TRIBUNAL AURELIUM
a tribunal, or platform, evidently named after some
Aurelius, in the forum, which is mentioned four times by Cicero in
connection with a levy of slaves in 58 B.C. (pro Sest. 34, in Pis. 11:
pro
tribunali Aurelii; de domo 54, post red. ad Quir. 13: in tribunali
Aurelii).
In two other passages Cicero speaks of gradus Aurelii, once in connection with the trial of C. Iunius in 74 B.C. (pro Clu. 93:
gradus illi
Aurelii tur novi quasi pro theatro illi iudicio aedificati videbantur;
quos ubi accusator concitatis hominibus complerat, non modo dicendi
ab reo, sed ne surgendi quidem potestas erat), and again in 59 B.C. (pro
Flacc. 66:
hoc nimirum est illud quod non longe a gradibus Aurelii
haec causa dicitur).

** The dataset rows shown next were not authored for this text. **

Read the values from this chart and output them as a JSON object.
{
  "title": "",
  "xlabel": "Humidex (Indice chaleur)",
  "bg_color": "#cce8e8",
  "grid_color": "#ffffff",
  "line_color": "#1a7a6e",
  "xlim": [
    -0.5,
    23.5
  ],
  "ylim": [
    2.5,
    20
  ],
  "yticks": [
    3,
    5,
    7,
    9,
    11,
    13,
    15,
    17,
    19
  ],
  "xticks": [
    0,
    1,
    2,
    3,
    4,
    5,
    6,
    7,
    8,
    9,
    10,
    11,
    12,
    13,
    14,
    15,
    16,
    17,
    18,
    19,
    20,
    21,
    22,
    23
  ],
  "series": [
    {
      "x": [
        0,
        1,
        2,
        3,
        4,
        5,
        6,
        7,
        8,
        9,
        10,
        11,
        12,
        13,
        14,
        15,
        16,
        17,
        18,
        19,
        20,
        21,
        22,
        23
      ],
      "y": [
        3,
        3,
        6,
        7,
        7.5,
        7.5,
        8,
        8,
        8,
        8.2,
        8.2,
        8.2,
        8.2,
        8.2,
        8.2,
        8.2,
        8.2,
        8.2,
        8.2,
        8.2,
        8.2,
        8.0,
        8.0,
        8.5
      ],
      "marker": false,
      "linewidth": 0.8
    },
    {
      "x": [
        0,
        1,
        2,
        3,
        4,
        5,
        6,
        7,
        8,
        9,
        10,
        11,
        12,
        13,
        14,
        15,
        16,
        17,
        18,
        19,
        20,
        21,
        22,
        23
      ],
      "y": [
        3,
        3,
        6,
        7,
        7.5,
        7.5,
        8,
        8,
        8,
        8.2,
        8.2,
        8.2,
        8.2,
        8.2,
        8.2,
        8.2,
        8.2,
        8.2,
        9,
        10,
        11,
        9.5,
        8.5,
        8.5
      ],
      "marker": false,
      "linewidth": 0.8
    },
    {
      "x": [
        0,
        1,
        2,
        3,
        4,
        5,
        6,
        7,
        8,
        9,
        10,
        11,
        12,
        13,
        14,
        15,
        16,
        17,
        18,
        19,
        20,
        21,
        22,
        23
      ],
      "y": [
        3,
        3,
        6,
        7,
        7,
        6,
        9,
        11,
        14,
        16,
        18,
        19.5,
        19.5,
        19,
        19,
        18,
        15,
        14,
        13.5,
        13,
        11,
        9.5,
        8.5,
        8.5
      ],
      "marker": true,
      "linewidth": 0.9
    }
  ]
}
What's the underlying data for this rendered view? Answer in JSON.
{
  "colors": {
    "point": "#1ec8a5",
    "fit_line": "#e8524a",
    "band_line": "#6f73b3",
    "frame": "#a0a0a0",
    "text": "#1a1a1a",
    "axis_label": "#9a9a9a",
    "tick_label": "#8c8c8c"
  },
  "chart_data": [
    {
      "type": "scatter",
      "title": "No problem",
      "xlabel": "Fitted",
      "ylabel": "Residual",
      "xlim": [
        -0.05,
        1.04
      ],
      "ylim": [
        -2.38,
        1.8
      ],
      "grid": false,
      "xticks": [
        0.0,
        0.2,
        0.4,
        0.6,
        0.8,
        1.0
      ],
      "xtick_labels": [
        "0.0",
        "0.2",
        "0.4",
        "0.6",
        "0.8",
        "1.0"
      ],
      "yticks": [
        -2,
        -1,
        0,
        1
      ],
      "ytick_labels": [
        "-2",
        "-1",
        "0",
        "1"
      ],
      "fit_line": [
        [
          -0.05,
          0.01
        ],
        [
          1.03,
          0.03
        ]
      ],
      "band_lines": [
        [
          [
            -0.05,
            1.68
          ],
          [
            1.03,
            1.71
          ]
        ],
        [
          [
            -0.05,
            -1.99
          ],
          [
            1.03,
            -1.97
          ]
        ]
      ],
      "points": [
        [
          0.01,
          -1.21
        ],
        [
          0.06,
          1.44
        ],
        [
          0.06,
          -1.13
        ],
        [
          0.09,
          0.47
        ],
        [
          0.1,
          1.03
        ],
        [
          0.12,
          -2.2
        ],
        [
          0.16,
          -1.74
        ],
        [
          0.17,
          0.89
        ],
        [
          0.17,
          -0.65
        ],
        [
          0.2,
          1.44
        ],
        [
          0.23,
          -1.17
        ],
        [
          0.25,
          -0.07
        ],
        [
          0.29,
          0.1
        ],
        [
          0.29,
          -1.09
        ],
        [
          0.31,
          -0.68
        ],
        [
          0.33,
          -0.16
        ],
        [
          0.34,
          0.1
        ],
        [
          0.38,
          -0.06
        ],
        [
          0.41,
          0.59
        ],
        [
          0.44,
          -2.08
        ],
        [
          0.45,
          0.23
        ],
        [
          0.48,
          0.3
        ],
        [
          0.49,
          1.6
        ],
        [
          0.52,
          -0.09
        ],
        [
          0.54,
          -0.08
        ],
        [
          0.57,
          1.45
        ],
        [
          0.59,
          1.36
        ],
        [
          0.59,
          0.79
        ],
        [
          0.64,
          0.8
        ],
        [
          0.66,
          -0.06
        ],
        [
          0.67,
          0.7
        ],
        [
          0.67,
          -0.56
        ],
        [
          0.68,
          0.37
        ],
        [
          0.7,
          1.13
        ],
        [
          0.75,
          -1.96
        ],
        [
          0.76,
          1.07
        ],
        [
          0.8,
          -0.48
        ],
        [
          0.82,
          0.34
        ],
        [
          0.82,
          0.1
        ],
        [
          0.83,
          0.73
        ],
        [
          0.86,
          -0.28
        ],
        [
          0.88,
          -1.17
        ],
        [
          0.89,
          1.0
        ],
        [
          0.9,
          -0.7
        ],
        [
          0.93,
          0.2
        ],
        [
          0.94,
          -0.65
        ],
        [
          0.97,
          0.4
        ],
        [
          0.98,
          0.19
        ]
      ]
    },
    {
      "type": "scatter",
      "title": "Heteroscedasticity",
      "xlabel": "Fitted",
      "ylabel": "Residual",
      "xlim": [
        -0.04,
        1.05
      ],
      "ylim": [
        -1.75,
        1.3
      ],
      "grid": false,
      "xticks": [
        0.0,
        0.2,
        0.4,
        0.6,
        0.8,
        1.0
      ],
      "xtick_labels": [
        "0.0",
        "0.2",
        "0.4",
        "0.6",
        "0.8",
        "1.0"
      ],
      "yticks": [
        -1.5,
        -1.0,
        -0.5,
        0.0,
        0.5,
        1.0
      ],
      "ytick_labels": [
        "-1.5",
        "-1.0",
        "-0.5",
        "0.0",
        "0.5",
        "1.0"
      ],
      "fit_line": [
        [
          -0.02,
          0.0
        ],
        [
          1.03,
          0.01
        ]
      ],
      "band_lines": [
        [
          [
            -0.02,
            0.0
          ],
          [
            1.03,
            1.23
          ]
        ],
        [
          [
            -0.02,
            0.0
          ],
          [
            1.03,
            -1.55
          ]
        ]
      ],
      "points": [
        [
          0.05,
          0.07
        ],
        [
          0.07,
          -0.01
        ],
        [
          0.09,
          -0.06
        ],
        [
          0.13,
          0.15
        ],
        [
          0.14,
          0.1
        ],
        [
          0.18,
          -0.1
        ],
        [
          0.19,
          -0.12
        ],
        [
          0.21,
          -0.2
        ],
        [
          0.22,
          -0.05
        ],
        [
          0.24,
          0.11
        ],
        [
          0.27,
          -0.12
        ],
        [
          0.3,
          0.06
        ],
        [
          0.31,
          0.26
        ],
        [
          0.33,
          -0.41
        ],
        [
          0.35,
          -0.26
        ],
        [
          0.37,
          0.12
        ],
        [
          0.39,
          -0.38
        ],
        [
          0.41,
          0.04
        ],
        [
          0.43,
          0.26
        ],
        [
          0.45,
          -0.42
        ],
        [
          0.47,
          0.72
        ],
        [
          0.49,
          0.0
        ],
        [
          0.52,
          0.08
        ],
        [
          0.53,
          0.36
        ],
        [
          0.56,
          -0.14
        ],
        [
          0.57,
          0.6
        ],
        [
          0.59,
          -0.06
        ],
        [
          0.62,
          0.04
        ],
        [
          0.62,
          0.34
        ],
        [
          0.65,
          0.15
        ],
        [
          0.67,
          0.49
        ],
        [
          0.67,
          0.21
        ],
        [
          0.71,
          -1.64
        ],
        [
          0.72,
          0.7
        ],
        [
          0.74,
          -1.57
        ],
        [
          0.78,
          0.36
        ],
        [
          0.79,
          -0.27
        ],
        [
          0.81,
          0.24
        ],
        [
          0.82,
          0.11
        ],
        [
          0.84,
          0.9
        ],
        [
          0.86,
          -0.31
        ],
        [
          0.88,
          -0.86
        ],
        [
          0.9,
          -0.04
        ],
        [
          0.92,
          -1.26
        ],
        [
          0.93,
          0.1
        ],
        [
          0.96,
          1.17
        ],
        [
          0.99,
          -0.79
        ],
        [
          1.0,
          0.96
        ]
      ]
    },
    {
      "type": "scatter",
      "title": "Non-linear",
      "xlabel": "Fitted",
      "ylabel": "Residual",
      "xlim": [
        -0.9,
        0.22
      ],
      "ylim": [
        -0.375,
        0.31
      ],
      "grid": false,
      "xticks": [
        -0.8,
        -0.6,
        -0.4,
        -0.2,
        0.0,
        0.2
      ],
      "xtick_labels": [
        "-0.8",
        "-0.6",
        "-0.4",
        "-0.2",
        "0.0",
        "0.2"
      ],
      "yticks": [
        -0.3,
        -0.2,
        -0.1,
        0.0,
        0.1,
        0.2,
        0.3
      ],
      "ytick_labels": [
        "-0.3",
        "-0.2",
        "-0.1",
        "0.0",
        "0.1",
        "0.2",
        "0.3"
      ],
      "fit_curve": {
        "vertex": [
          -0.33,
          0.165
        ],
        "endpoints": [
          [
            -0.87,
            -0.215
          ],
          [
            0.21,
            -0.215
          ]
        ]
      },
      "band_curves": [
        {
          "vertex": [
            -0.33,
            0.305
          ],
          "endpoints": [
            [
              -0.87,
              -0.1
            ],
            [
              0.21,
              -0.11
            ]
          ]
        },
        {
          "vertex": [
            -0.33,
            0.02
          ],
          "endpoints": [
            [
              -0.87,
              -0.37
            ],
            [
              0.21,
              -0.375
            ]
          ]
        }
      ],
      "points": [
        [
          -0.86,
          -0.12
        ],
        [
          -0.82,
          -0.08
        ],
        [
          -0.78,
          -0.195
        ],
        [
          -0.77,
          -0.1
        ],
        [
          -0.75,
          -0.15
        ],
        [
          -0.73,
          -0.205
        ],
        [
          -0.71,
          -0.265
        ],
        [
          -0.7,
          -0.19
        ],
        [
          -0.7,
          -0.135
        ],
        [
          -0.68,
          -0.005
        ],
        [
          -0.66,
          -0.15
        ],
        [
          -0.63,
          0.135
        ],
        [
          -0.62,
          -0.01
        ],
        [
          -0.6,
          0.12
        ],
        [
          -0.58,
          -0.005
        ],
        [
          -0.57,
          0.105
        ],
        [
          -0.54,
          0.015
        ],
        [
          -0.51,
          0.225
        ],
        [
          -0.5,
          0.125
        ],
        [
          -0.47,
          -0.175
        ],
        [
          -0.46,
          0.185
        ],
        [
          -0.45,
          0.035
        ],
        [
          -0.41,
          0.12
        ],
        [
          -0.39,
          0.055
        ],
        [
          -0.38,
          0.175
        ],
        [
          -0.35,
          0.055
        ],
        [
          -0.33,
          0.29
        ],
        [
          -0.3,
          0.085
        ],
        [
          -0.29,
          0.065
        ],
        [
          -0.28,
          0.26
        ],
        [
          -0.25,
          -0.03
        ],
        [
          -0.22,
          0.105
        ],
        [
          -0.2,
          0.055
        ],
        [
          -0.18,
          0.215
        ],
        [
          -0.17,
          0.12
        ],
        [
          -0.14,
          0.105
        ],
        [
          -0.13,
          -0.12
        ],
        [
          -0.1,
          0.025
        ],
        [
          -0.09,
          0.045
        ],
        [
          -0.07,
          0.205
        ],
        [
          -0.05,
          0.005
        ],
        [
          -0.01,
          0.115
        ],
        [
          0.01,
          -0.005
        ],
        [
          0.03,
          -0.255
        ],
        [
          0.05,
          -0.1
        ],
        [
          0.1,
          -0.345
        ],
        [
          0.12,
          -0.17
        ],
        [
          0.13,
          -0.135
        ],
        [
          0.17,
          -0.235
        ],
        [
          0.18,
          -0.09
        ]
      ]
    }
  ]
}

These gradus, being new (novi), were probably
built by M. Aurelius Cotta, consul in that year (74), and as they were
occupied by those in attendance upon the jury trials, gradus and tribunal
probably belonged together. Either the terms were used without
distinction, or the gradus led up to the tribunal. These tribunalia were
usually temporary structures of wood (cf. Plut. Caes. 68; Suet. Caes.
84; App.
BC ii. 148): this one, or at least the gradus, was certainly of
stone. There is no indication of its site, and since it is not mentioned
after the time of Cicero, it was probably removed during the changes
carried out by Caesar and Augustus (
Jord. i. 2, 405; Thedenat, 148;
RE ii. 2430; Bulletin of the University of Wisconsin, 1904, 178-182,
where, however, the identification of the gradus Aurelii and the so-called
hemicycle of the rostra is erroneous).